Step-by-step solution

Step-by-Step Solution Step 1: Condition for a group to be cyclic

A group G is considered cyclic if it can be written in the form of $\langle \text{r}\rangle \mathbf{\text{=}}\left\{{\text{r}}^{\text{n}}\left|\text{r}\in \mathbb{Z}\right.\right\}$ and the element is called the generator of the group.

Show that Q** is not a cyclic group

Suppose $Q^{\ast \ast }$is cyclic and generated by element a. So, it must be $r\ne 1$ since 1ⁿ = 1 for all $n\in \mathbb{Z}$.

It can be assumed that r > 1 without the loss of generality. Take the inverse r^-1 as the generator. Note that the function $\varphi :Z\to Q^{\ast \ast }$with $\varphi n=r^n$is monotone, which means that m < n and r^m < rⁿ.

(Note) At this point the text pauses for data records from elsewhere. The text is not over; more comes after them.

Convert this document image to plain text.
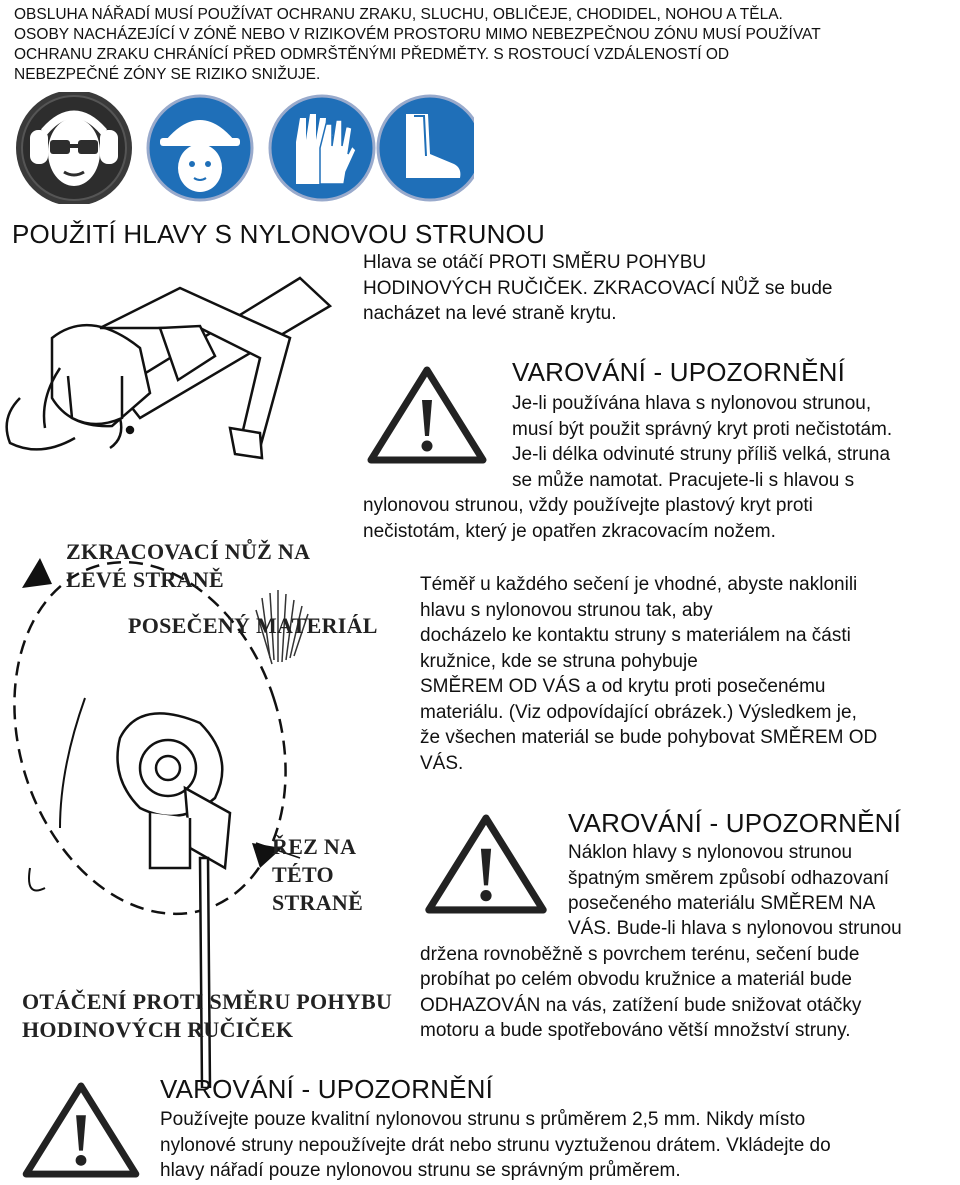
OBSLUHA NÁŘADÍ MUSÍ POUŽÍVAT OCHRANU ZRAKU, SLUCHU, OBLIČEJE, CHODIDEL, NOHOU A TĚLA.
OSOBY NACHÁZEJÍCÍ V ZÓNĚ NEBO V RIZIKOVÉM PROSTORU MIMO NEBEZPEČNOU ZÓNU MUSÍ POUŽÍVAT
OCHRANU ZRAKU CHRÁNÍCÍ PŘED ODMRŠTĚNÝMI PŘEDMĚTY. S ROSTOUCÍ VZDÁLENOSTÍ OD
NEBEZPEČNÉ ZÓNY SE RIZIKO SNIŽUJE.
POUŽITÍ HLAVY S NYLONOVOU STRUNOU
Hlava se otáčí PROTI SMĚRU POHYBU
HODINOVÝCH RUČIČEK. ZKRACOVACÍ NŮŽ se bude
nacházet na levé straně krytu.
ZKRACOVACÍ NŮŽ NA
LEVÉ STRANĚ
POSEČENÝ MATERIÁL
ŘEZ NA
TÉTO
STRANĚ
OTÁČENÍ PROTI SMĚRU POHYBU
HODINOVÝCH RUČIČEK
VAROVÁNÍ - UPOZORNĚNÍ
Je-li používána hlava s nylonovou strunou,
musí být použit správný kryt proti nečistotám.
Je-li délka odvinuté struny příliš velká, struna
se může namotat. Pracujete-li s hlavou s
nylonovou strunou, vždy používejte plastový kryt proti
nečistotám, který je opatřen zkracovacím nožem.
Téměř u každého sečení je vhodné, abyste naklonili
hlavu s nylonovou strunou tak, aby
docházelo ke kontaktu struny s materiálem na části
kružnice, kde se struna pohybuje
SMĚREM OD VÁS a od krytu proti posečenému
materiálu. (Viz odpovídající obrázek.) Výsledkem je,
že všechen materiál se bude pohybovat SMĚREM OD
VÁS.
VAROVÁNÍ - UPOZORNĚNÍ
Náklon hlavy s nylonovou strunou
špatným směrem způsobí odhazovaní
posečeného materiálu SMĚREM NA
VÁS. Bude-li hlava s nylonovou strunou
držena rovnoběžně s povrchem terénu, sečení bude
probíhat po celém obvodu kružnice a materiál bude
ODHAZOVÁN na vás, zatížení bude snižovat otáčky
motoru a bude spotřebováno větší množství struny.
VAROVÁNÍ - UPOZORNĚNÍ
Používejte pouze kvalitní nylonovou strunu s průměrem 2,5 mm. Nikdy místo
nylonové struny nepoužívejte drát nebo strunu vyztuženou drátem. Vkládejte do
hlavy nářadí pouze nylonovou strunu se správným průměrem.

To check, take $r=\frac{a}{b}$with a > b by the reasoning. Then,

$\begin{array}{c}{\left(\frac{a}{b}\right)}^m=\frac{a^m}{b^m}\\ =\frac{a^m{b}^{n-m}}{b^n}\\ <\frac{a^n}{b^n}\\ ={\left(\frac{a}{b}\right)}^n\end{array}$

Consider that $\frac{r+r^2}{2}\in Q^{\ast \ast }$and $r<\frac{r+r^2}{2}<r^2$, so there cannot be any $m\in Z$such that $r^m=\frac{r+r^2}{2}$, which contradicts r generating $Q^{\ast \ast }$.

Thus, it is proved that $Q^{\ast \ast }$is not a cyclic group.